Simulated data: 10.000 IVIM signal curves were generated using Equation 1, while randomly sampling the five IVIM parameters from a Gaussian distribution (97.7% within the ranges given in Table 1). Gaussian noise was added, similar to the noise level in our in-vivo data (signal-to-noise ratio at b=0 s/mm² was 35).⁸ An ensemble of 20 PI-NN models was trained on 1.000.000 noisy IVIM signal decay curves. Subsequently, the PI-NN and LSQ fitting approaches were applied to the synthesized curves to predict the IVIM parameters. The accuracy of both methods was quantified with the normalized root-mean-square error (NRMSE) between all ground-truth and predicted IVIM parameters.

Results

In-vivo data: The IVIM parameter maps obtained with the PI-NN and LSQ fitting approach of a representative cSVD patient are shown in Figure 1. The PI-NN maps appear smoother, while still retaining reasonable contrast between different tissue types (e.g. higher D_par, higher f_int and lower D_mv in WMH compared to normal-appearing WM). The PI-NN method was more precise than the LSQ, as it showed higher test-retest repeatability in terms of lower CV and higher ICC values (Table 2). This was also illustrated by the smaller differences between the test-retest of the PI-NN measurements using Bland-Altman plots (Figure 2).
Simulated data: Figure 3 shows scatterplots of the ground-truth and predicted IVIM parameters.
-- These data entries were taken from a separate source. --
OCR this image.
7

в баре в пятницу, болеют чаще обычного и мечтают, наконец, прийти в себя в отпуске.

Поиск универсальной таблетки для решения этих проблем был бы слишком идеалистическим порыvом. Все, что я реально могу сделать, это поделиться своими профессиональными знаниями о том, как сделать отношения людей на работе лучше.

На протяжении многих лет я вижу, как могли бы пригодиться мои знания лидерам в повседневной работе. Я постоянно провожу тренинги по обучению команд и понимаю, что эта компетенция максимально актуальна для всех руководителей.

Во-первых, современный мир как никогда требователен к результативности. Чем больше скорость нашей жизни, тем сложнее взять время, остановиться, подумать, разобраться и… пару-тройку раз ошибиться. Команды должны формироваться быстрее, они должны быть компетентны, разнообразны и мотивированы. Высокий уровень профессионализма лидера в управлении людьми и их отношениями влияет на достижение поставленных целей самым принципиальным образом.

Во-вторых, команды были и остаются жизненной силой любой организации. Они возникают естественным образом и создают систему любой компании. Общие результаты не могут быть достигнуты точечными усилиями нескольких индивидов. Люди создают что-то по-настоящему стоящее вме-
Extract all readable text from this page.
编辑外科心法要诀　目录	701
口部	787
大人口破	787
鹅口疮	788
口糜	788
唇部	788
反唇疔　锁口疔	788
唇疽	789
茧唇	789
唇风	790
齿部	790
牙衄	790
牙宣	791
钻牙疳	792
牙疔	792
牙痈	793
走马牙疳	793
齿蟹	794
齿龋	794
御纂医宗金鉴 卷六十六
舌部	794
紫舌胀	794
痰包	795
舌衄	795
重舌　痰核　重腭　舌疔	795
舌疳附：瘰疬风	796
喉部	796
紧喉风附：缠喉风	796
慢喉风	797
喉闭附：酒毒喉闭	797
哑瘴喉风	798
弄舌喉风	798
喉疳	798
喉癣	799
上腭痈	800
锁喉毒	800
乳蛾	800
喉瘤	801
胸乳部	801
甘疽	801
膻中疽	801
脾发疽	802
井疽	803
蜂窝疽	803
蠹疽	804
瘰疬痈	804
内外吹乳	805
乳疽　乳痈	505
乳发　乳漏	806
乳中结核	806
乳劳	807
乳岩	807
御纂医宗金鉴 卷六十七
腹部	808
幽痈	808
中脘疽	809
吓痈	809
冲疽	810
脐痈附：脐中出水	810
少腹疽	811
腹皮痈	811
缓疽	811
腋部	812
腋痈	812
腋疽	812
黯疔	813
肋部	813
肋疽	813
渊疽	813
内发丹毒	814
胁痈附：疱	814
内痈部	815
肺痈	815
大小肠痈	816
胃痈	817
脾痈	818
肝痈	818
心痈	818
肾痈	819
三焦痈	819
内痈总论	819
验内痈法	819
Overall, the PI-NN was more accurate as it had a lower NRMSE than the LSQ (Table 2).

Discussion & Conclusion

In this study, we demonstrated the applicability of a PI-NN for three-component cerebral IVIM fitting in patients with cerebrovascular disease. The PI-NN method resulted in more precise (repeatable) and more accurate IVIM parameters as compared to the LSQ method. The high-quality parameter maps generated with PI-NNs are needed for visual evaluation of increased ISF (D_int, f_int), microstructural damage (D_par) and microvascular alterations (D_mv, f_mv) within patients, and enables analysis of these parameters on a voxel-wise basis, allowing assessment of small WMH lesions or perilesional WM.

Acknowledgements

This work has received funding from the European Union’s Horizon 2020 research and innovation programme ‘CRUCIAL’ under grant number 848109.